Выдыхался Вениамин в нехитрых своих выдумках, а пан сердился, изловив рассказчика в повторах.
– Ты мне, пакость этакая, и в четверг этот сон про лошадь рассказывал. Что же ты, черт тебя побери?..
– Обратно видал, Николай Алексеевич! Истинный Христос, в другой раз вижу, – не теряясь, врал Вениамин.
В декабре Григория с сидельцем вызвали в Вешенскую, в станичное правление. Получил сто рублей на коня и извещение, что на второй день Рождества выезжать в слободу Маньково на сборный участок.
Григорий вернулся из станицы растерянный: подходило рождество, а у него ничего не было готово. На деньги, выданные казной, и на свои сбережения купил на хуторе Обрывском коня за сто сорок рублей. Покупать ходил с дедом Сашкой, сторговали коня подходящего: шестилеток, масти гнедой, вислозадый; был у него один потаенный изъян. Дед Сашка, теребя бороду, сказал:
– Дешевше не найдешь, а начальство не доглядит. Хисту у них не хватит.
Оттуда Григорий ехал на купленном коне верхом, пробовал шаг и рысь. А за неделю до Рождества явился в Ягодное сам Пантелей Прокофьевич. Кобылу, запряженную в кошевки, не въезжая во двор, привязал к плетню, захромал к людской, обдирая сосульки с бороды, лежавшей на воротнике тулупа черным бруском. Григорий растерялся, увидев в окно отца.
– Вот так ну!.. Отец!..
Аксинья зачем-то кинулась к люльке, кутая ребенка.

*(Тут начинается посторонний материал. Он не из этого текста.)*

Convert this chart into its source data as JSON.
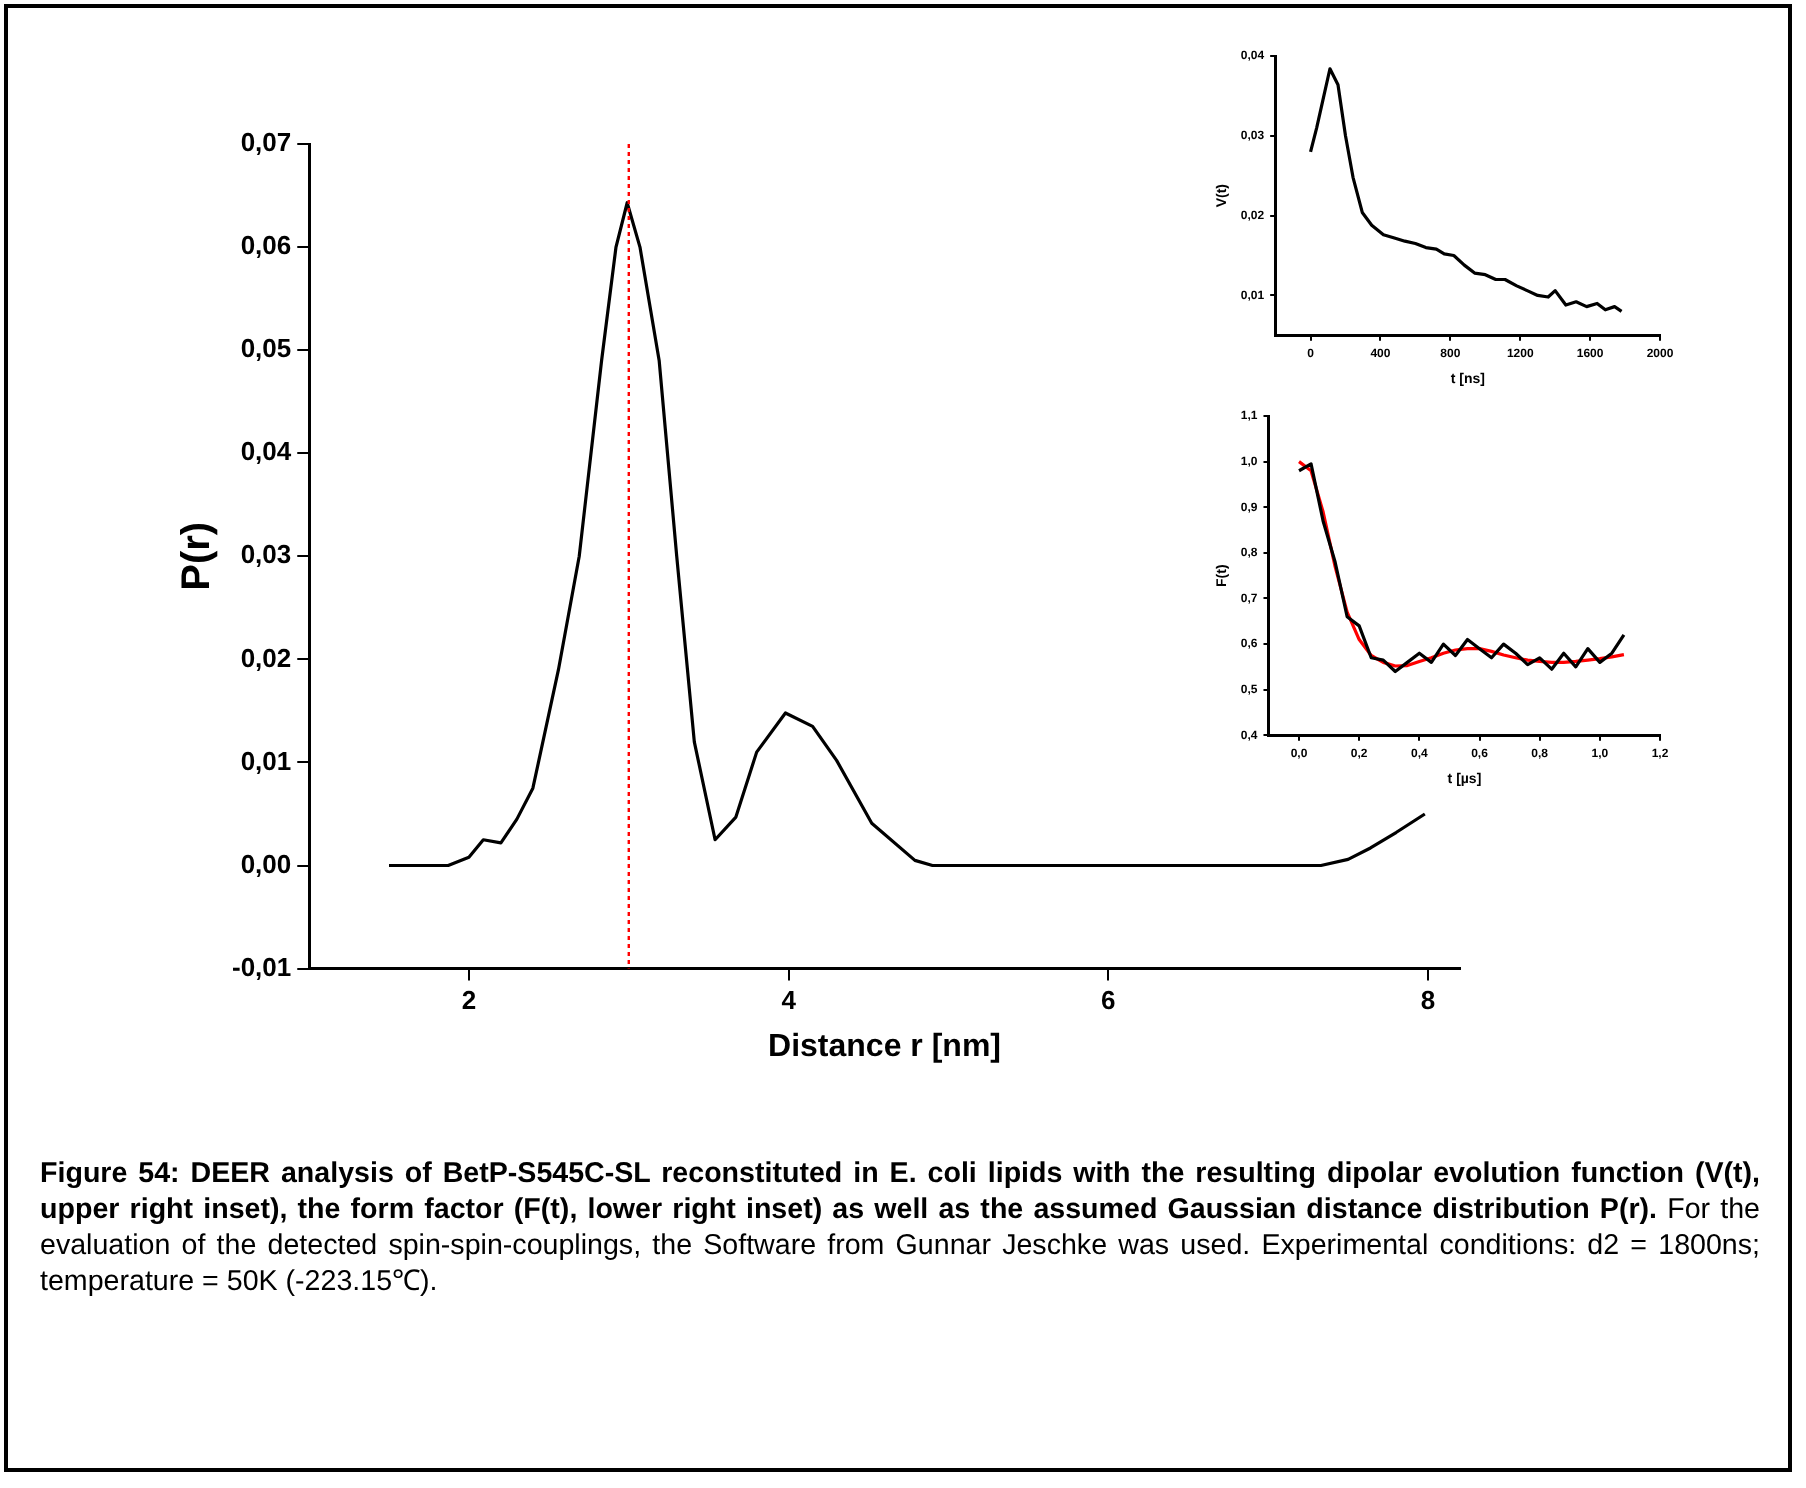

Пантелей Прокофьевич влез в комнату, напустив холоду; снял треух и перекрестился на образ, обводя стены медлительным взглядом.
– Здорóво живете!
– Здравствуй, батя, – вставая с лавки, отозвался на приветствие Григорий и, шагнув, стал посредине комнаты.
Пантелей Прокофьевич сунул Григорию мерзлую руку, сел на край лавки, запахивая полу тулупа, обходя взглядом Аксинью, пристывшую у люльки.
– Собираешься на службу?
– А то как же?
Пантелей Прокофьевич замолчал, оглядывая Григория испытующе и долго.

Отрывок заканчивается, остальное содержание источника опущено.